In England, and many other countries, Mr. Longfellow is considered the most distinguished poet of America. Gilfillan, in his English work, published in London, entitled, "Literary Men," in which Mr. Longfellow is the only American author included, thus speaks of his style and characteristics:—

"The distinguishing qualities of Longfellow seem to be, beauty of imagination, delicacy of taste, wide sympathy, and mild earnestness, expressing themselves sometimes in form of quaint and fantastic fancy, but always in chaste and simple language. His fertile imagination sympathizes more with the correct, the classical, and the refined, than with that outer and sterner world, where dwell the dreary, the rude, the fierce, and the terrible shapes of things. The scenery he describes best is the storied richness of the Rhine, or the golden glories of the Indian summer, or the environs of the old Nova-Scotian village, or the wide billowing prairie; and not those vast forests, where a path for the sunbeams must be hewn, nor those wildernesses of snow, where the storm and the wing of the Condor divide the sovereignty. In the midst of such dreadful solitudes, his genius rather shivers and cowers, than rises and reigns.

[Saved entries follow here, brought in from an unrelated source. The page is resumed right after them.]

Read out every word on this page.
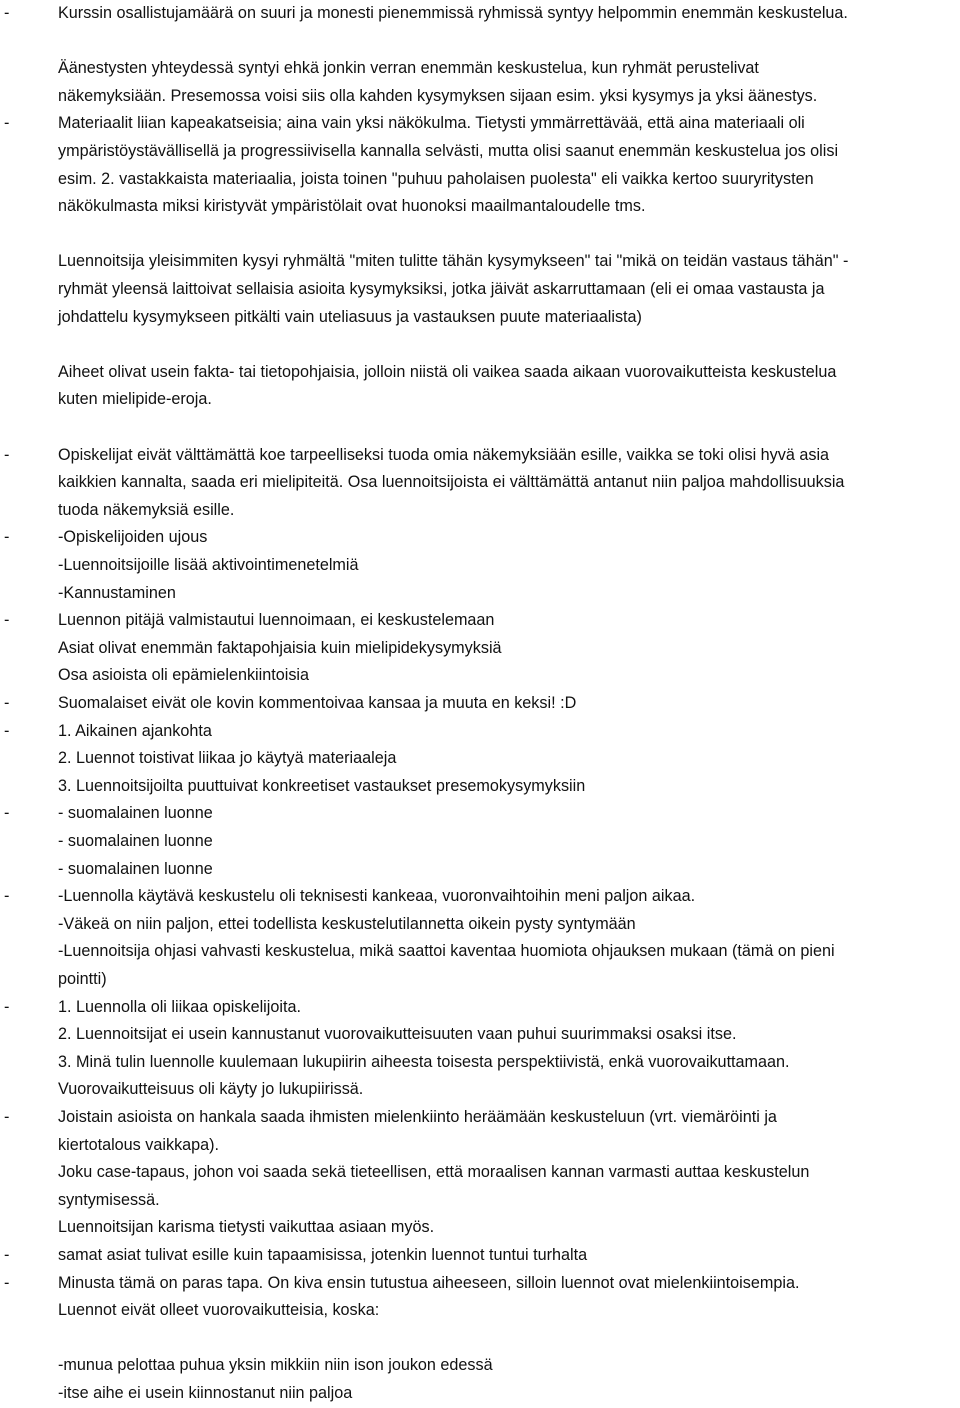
-	Kurssin osallistujamäärä on suuri ja monesti pienemmissä ryhmissä syntyy helpommin enemmän keskustelua.
Äänestysten yhteydessä syntyi ehkä jonkin verran enemmän keskustelua, kun ryhmät perustelivat
näkemyksiään. Presemossa voisi siis olla kahden kysymyksen sijaan esim. yksi kysymys ja yksi äänestys.
-	Materiaalit liian kapeakatseisia; aina vain yksi näkökulma. Tietysti ymmärrettävää, että aina materiaali oli
ympäristöystävällisellä ja progressiivisella kannalla selvästi, mutta olisi saanut enemmän keskustelua jos olisi
esim. 2. vastakkaista materiaalia, joista toinen "puhuu paholaisen puolesta" eli vaikka kertoo suuryritysten
näkökulmasta miksi kiristyvät ympäristölait ovat huonoksi maailmantaloudelle tms.
Luennoitsija yleisimmiten kysyi ryhmältä "miten tulitte tähän kysymykseen" tai "mikä on teidän vastaus tähän" -
ryhmät yleensä laittoivat sellaisia asioita kysymyksiksi, jotka jäivät askarruttamaan (eli ei omaa vastausta ja
johdattelu kysymykseen pitkälti vain uteliasuus ja vastauksen puute materiaalista)
Aiheet olivat usein fakta- tai tietopohjaisia, jolloin niistä oli vaikea saada aikaan vuorovaikutteista keskustelua
kuten mielipide-eroja.
-	Opiskelijat eivät välttämättä koe tarpeelliseksi tuoda omia näkemyksiään esille, vaikka se toki olisi hyvä asia
kaikkien kannalta, saada eri mielipiteitä. Osa luennoitsijoista ei välttämättä antanut niin paljoa mahdollisuuksia
tuoda näkemyksiä esille.
-	-Opiskelijoiden ujous
-Luennoitsijoille lisää aktivointimenetelmiä
-Kannustaminen
-	Luennon pitäjä valmistautui luennoimaan, ei keskustelemaan
Asiat olivat enemmän faktapohjaisia kuin mielipidekysymyksiä
Osa asioista oli epämielenkiintoisia
-	Suomalaiset eivät ole kovin kommentoivaa kansaa ja muuta en keksi! :D
-	1. Aikainen ajankohta
2. Luennot toistivat liikaa jo käytyä materiaaleja
3. Luennoitsijoilta puuttuivat konkreetiset vastaukset presemokysymyksiin
-	- suomalainen luonne
- suomalainen luonne
- suomalainen luonne
-	-Luennolla käytävä keskustelu oli teknisesti kankeaa, vuoronvaihtoihin meni paljon aikaa.
-Väkeä on niin paljon, ettei todellista keskustelutilannetta oikein pysty syntymään
-Luennoitsija ohjasi vahvasti keskustelua, mikä saattoi kaventaa huomiota ohjauksen mukaan (tämä on pieni
pointti)
-	1. Luennolla oli liikaa opiskelijoita.
2. Luennoitsijat ei usein kannustanut vuorovaikutteisuuten vaan puhui suurimmaksi osaksi itse.
3. Minä tulin luennolle kuulemaan lukupiirin aiheesta toisesta perspektiivistä, enkä vuorovaikuttamaan.
Vuorovaikutteisuus oli käyty jo lukupiirissä.
-	Joistain asioista on hankala saada ihmisten mielenkiinto heräämään keskusteluun (vrt. viemäröinti ja
kiertotalous vaikkapa).
Joku case-tapaus, johon voi saada sekä tieteellisen, että moraalisen kannan varmasti auttaa keskustelun
syntymisessä.
Luennoitsijan karisma tietysti vaikuttaa asiaan myös.
-	samat asiat tulivat esille kuin tapaamisissa, jotenkin luennot tuntui turhalta
-	Minusta tämä on paras tapa. On kiva ensin tutustua aiheeseen, silloin luennot ovat mielenkiintoisempia.
Luennot eivät olleet vuorovaikutteisia, koska:
-munua pelottaa puhua yksin mikkiin niin ison joukon edessä
-itse aihe ei usein kiinnostanut niin paljoa
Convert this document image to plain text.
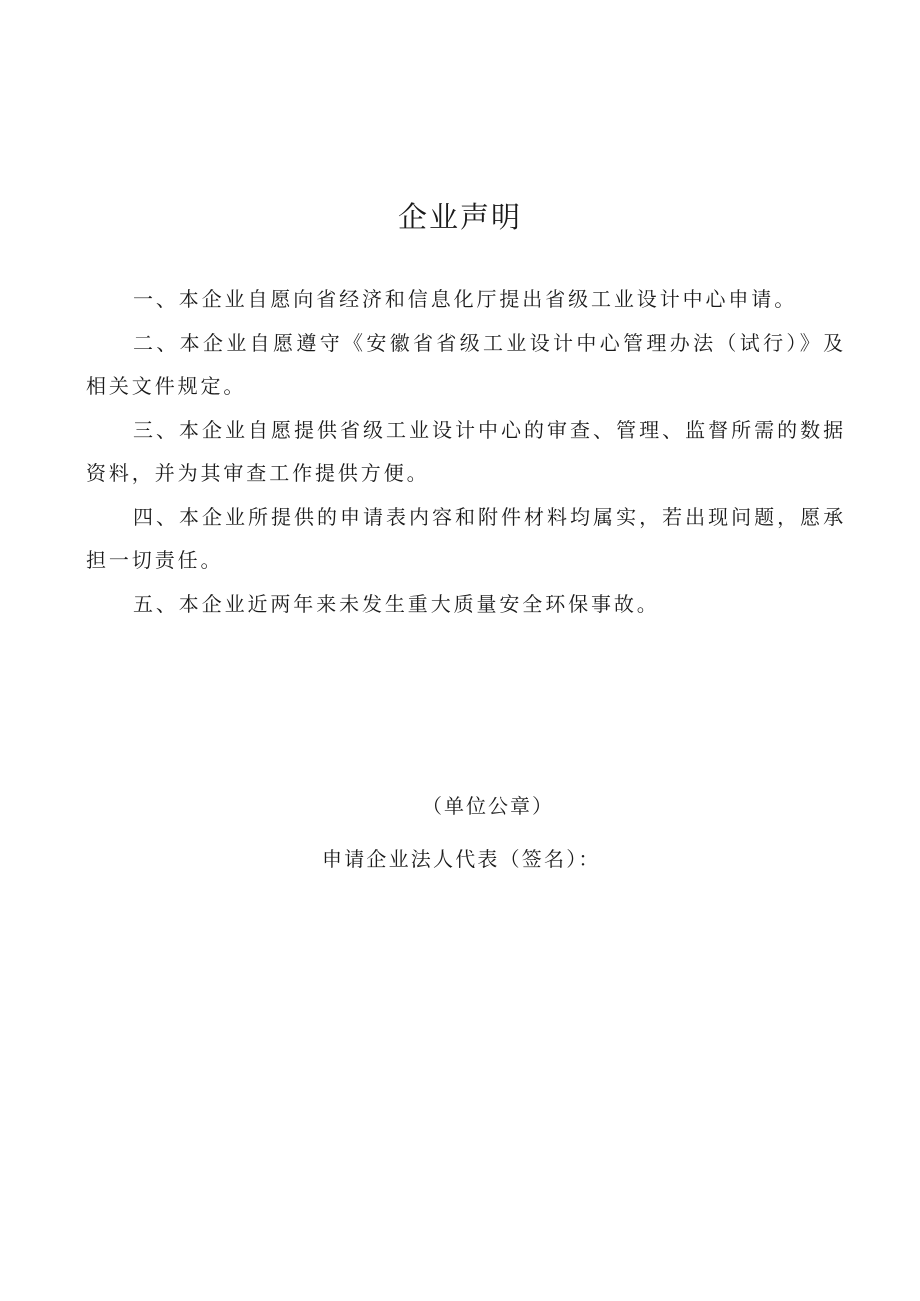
企业声明

一、本企业自愿向省经济和信息化厅提出省级工业设计中心申请。

二、本企业自愿遵守《安徽省省级工业设计中心管理办法（试行）》及相关文件规定。

三、本企业自愿提供省级工业设计中心的审查、管理、监督所需的数据资料，并为其审查工作提供方便。

四、本企业所提供的申请表内容和附件材料均属实，若出现问题，愿承担一切责任。

五、本企业近两年来未发生重大质量安全环保事故。

（单位公章）

申请企业法人代表（签名）：
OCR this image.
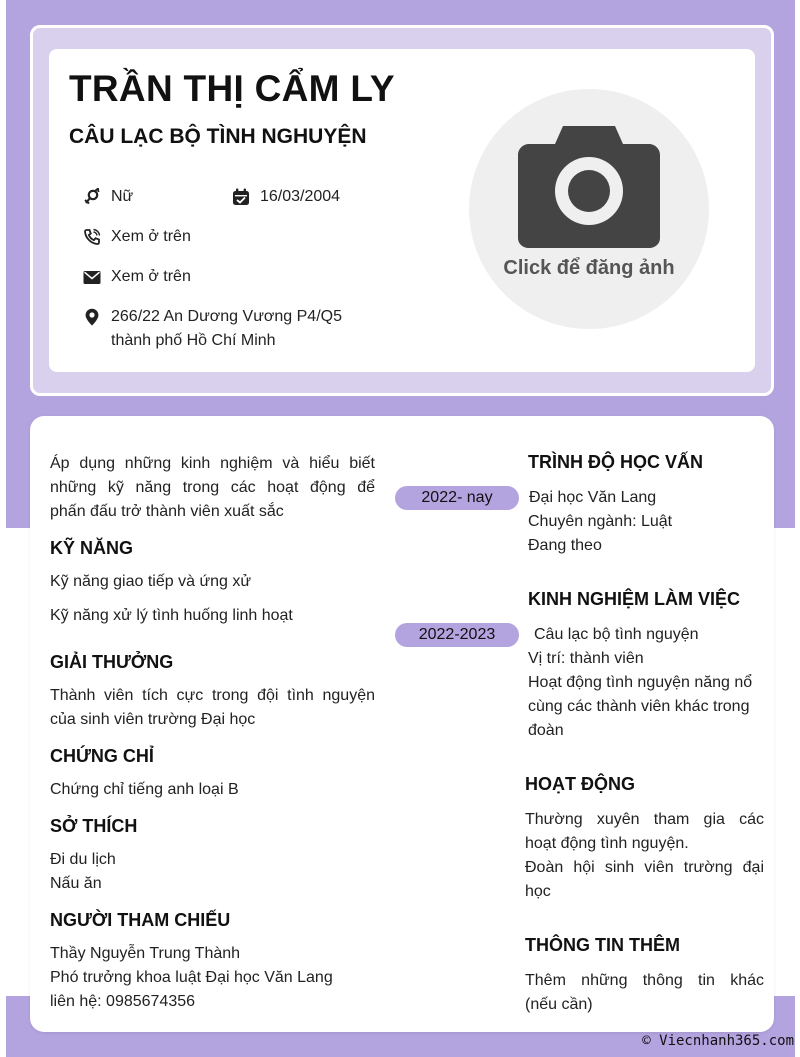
TRẦN THỊ CẨM LY
CÂU LẠC BỘ TÌNH NGHUYỆN
Nữ	16/03/2004
Xem ở trên
Xem ở trên
266/22 An Dương Vương P4/Q5
thành phố Hồ Chí Minh
Click để đăng ảnh
Áp dụng những kinh nghiệm và hiểu biết
những kỹ năng trong các hoạt động để
phấn đấu trở thành viên xuất sắc
KỸ NĂNG
Kỹ năng giao tiếp và ứng xử
Kỹ năng xử lý tình huống linh hoạt
GIẢI THƯỞNG
Thành viên tích cực trong đội tình nguyện
của sinh viên trường Đại học
CHỨNG CHỈ
Chứng chỉ tiếng anh loại B
SỞ THÍCH
Đi du lịch
Nấu ăn
NGƯỜI THAM CHIẾU
Thầy Nguyễn Trung Thành
Phó trưởng khoa luật Đại học Văn Lang
liên hệ: 0985674356
TRÌNH ĐỘ HỌC VẤN
2022- nay	Đại học Văn Lang
Chuyên ngành: Luật
Đang theo
KINH NGHIỆM LÀM VIỆC
2022-2023	Câu lạc bộ tình nguyện
Vị trí: thành viên
Hoạt động tình nguyện năng nổ
cùng các thành viên khác trong
đoàn
HOẠT ĐỘNG
Thường xuyên tham gia các
hoạt động tình nguyện.
Đoàn hội sinh viên trường đại
học
THÔNG TIN THÊM
Thêm những thông tin khác
(nếu cần)
© Viecnhanh365.com
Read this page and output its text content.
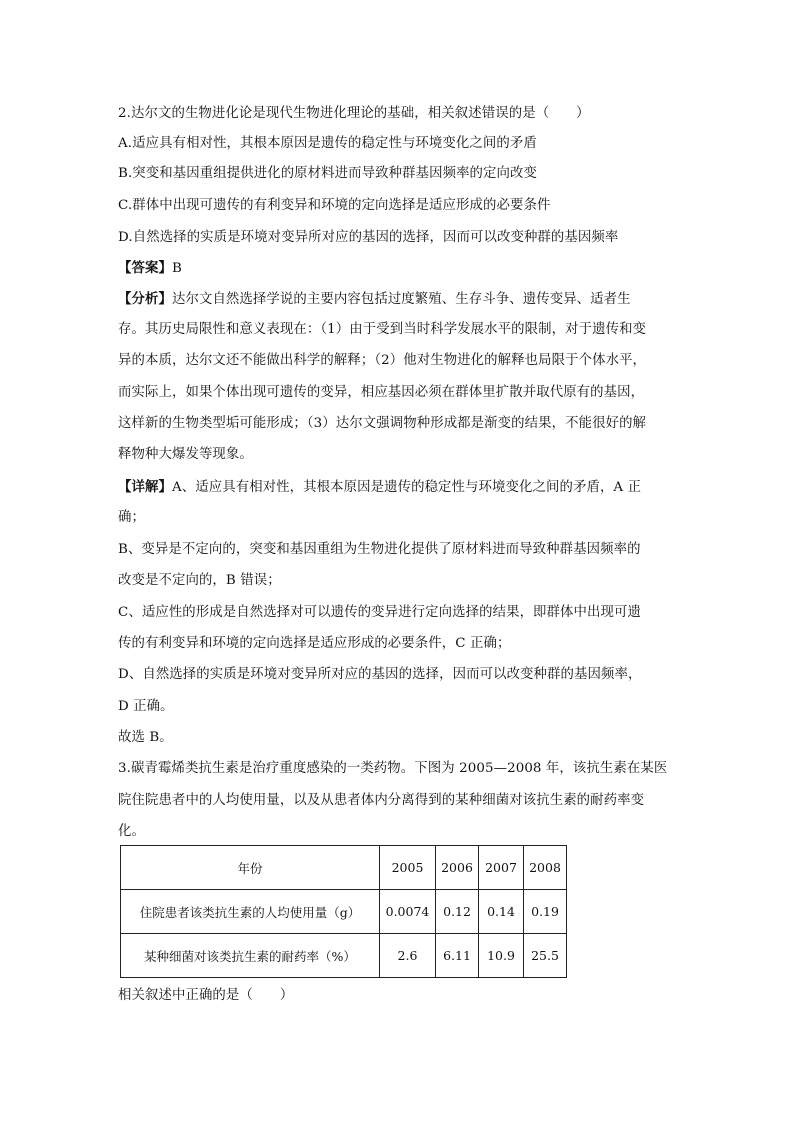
2.达尔文的生物进化论是现代生物进化理论的基础，相关叙述错误的是（　　）
A.适应具有相对性，其根本原因是遗传的稳定性与环境变化之间的矛盾
B.突变和基因重组提供进化的原材料进而导致种群基因频率的定向改变
C.群体中出现可遗传的有利变异和环境的定向选择是适应形成的必要条件
D.自然选择的实质是环境对变异所对应的基因的选择，因而可以改变种群的基因频率
【答案】B
【分析】达尔文自然选择学说的主要内容包括过度繁殖、生存斗争、遗传变异、适者生
存。其历史局限性和意义表现在：（1）由于受到当时科学发展水平的限制，对于遗传和变
异的本质，达尔文还不能做出科学的解释；（2）他对生物进化的解释也局限于个体水平，
而实际上，如果个体出现可遗传的变异，相应基因必须在群体里扩散并取代原有的基因，
这样新的生物类型垢可能形成；（3）达尔文强调物种形成都是渐变的结果，不能很好的解
释物种大爆发等现象。
【详解】A、适应具有相对性，其根本原因是遗传的稳定性与环境变化之间的矛盾，A 正
确；
B、变异是不定向的，突变和基因重组为生物进化提供了原材料进而导致种群基因频率的
改变是不定向的，B 错误；
C、适应性的形成是自然选择对可以遗传的变异进行定向选择的结果，即群体中出现可遗
传的有利变异和环境的定向选择是适应形成的必要条件，C 正确；
D、自然选择的实质是环境对变异所对应的基因的选择，因而可以改变种群的基因频率，
D 正确。
故选 B。
3.碳青霉烯类抗生素是治疗重度感染的一类药物。下图为 2005—2008 年，该抗生素在某医
院住院患者中的人均使用量，以及从患者体内分离得到的某种细菌对该抗生素的耐药率变
化。
年份	2005	2006	2007	2008
住院患者该类抗生素的人均使用量（g）	0.0074	0.12	0.14	0.19
某种细菌对该类抗生素的耐药率（%）	2.6	6.11	10.9	25.5
相关叙述中正确的是（　　）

"He is a spirit of the Beautiful, more than the Sublime; he has lain on the lap of Loveliness, and not been dandled, like a lion-cub, on the knees of Terror. The magic he wields, though soft, is true and strong. If not a prophet, torn by a secret burden, and uttering it in wild, tumultuous strains, he is a genuine poet who has sought for, and found inspiration, now in the story and scenery of his own country, and now in the lays and legends of other lands, whose native vein, in itself exquisite, has been by him highly cultivated and delicately cherished. It is to us a proof of Longfellow's originality, that he bears so well and meekly his load of accomplishments and acquirements. His ornaments, unlike those of the Sabine maid, have not crushed him, nor impeded the motions of his own mind. He has transmuted

a lore, gathered from many languages, into a quick and rich flame, which we feel to be the flame of Genius. It is evident that his principal obligations are due to German literature, which over him, as over so many at the present day, exerts a certain wild witchery, and is tasted with all the sweetness of forbidden fruit. No writer in America has more steeped his soul in the spirit of German poetry, its blended homeliness and romance, its simplicity and fantastic emphasis, than Longfellow. And if he does not often trust himself amidst the weltering chaos of its philosophers, you see him lured by their fascination, hanging over their brink, and rapt in wonder at their strange, gigantic, and evershifting forms. Indeed his "Hyperion" contains two or three exquisite bits of trancendantalism. * His poetry is that of sentiment, rather than of thought. But the sentiment is never false, nor strained, nor mawkish. It is always mild, generally manly, and sometimes it approaches the sublime. It touches both the female part of man's mind, and the masculine part of woman's. He can at one time start unwonted tears in the eyes of men, and at another kindle on the cheek of women, a glorious glow of emotion, which the term blush cannot adequately measure; as far superior to it as the splendor of a sunset to the bloom of a peach.

"Besides his quality of generous, genial, manhood, Longfellow is distinguished by a mild religious earnestness. We do not vouch for the orthodoxy of his creed, but we do vouch for the firm Christianity of his spirit. No poet has more beautifully expressed the depth of his conviction, that life is an earnest reality,—a something with eternal issues and dependencies; that this earth is no scene of revelry, or market of sale, but an arena of contest, and a hall of doom. This is the inspiration of his "Psalm of Life," than which we have few things finer, in moral tone, since those odes by which the millions of Israel, tuned their march across the wilderness, and to which the fiery pillar seemed to listen with complacency, and to glow out a deeper crimson, in silent praise. To man's now wilder, more struggling, but still more God-guided and hopeful progress, towards a land of fairer promise, Longfellow's "Psalm" is a noble accompaniment."